Medium energy ion scattering investigation of the structures formed by deposition of sub-monolayer platinum group metals on the copper(110) surface
thesisposted on 30.01.2012, 12:24 by Thomas P. Fleming
In order to distinguish essays and pre-prints from academic theses, we have a separate category. These are often much longer text based documents than a paper.

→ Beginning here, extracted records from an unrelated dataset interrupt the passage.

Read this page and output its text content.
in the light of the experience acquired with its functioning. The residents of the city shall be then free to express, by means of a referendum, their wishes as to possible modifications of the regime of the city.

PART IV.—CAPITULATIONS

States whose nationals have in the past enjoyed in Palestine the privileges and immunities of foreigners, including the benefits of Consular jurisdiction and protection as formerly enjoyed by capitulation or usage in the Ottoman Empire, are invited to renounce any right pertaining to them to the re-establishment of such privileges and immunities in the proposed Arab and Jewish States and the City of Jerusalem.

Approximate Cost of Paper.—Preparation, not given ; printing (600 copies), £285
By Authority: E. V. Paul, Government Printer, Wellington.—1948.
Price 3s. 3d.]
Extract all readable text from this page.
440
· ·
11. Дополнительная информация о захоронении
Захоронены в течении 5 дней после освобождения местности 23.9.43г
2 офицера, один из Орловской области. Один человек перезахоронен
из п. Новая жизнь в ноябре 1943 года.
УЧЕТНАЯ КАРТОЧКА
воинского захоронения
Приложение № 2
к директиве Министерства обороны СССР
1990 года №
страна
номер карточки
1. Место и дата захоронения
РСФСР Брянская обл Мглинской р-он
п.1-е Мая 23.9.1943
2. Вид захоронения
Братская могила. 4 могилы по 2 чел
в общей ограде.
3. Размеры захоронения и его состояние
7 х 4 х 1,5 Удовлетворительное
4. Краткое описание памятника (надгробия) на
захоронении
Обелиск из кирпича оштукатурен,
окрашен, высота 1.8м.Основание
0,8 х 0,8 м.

This thesis reports a medium energy ion scattering investigation (MEIS) of platinum, palladium, and rhodium deposited upon the copper (110) surface using 100 keV hydrogen ions. The Daresbury National MEIS facility was used to take blocking curve and energy profiles of the structure formed by e-beam deposition of various thicknesses of platinum, palladium, and rhodium upon an atomically clean and ordered copper (110) crystal face. Quantitative analysis was conducted using an in-house version of the IGOR macro widely used within the MEIS community, adapted to analyse these systems. Sub-monolayer deposits of palladium and platinum were found to preferentially occupy subsurface sites, predominantly in the second layer below a copper first layer. This process occurred at room temperature. The interlayer separation between the deposited species and first layer copper were found in all three cases, being 1.21±0.04 Å for platinum, 1.17±0.06 Å for palladium and 1.16±0.06 Å for rhodium. These are contractions when compared to bulk interlayer spacing for copper which in 1.278 Å but are comparable to the first interlayer spacing from literature for relaxed copper which is 1.18 Å. A c(2x2) LEED pattern was observed in the case of the 0.3 ML platinum deposit which is an interesting comparison to the (1x2) reconstruction observed for sub-monolayer palladium in some literature sources. Upon annealing, the deposited species were observed to occupy third and fourth layer sites despite the temperature not being sufficient for diffusion deeper into the copper substrate. A process of burying through substrate adatom diffusion upward onto step edges is suggested as an energetically favoured process.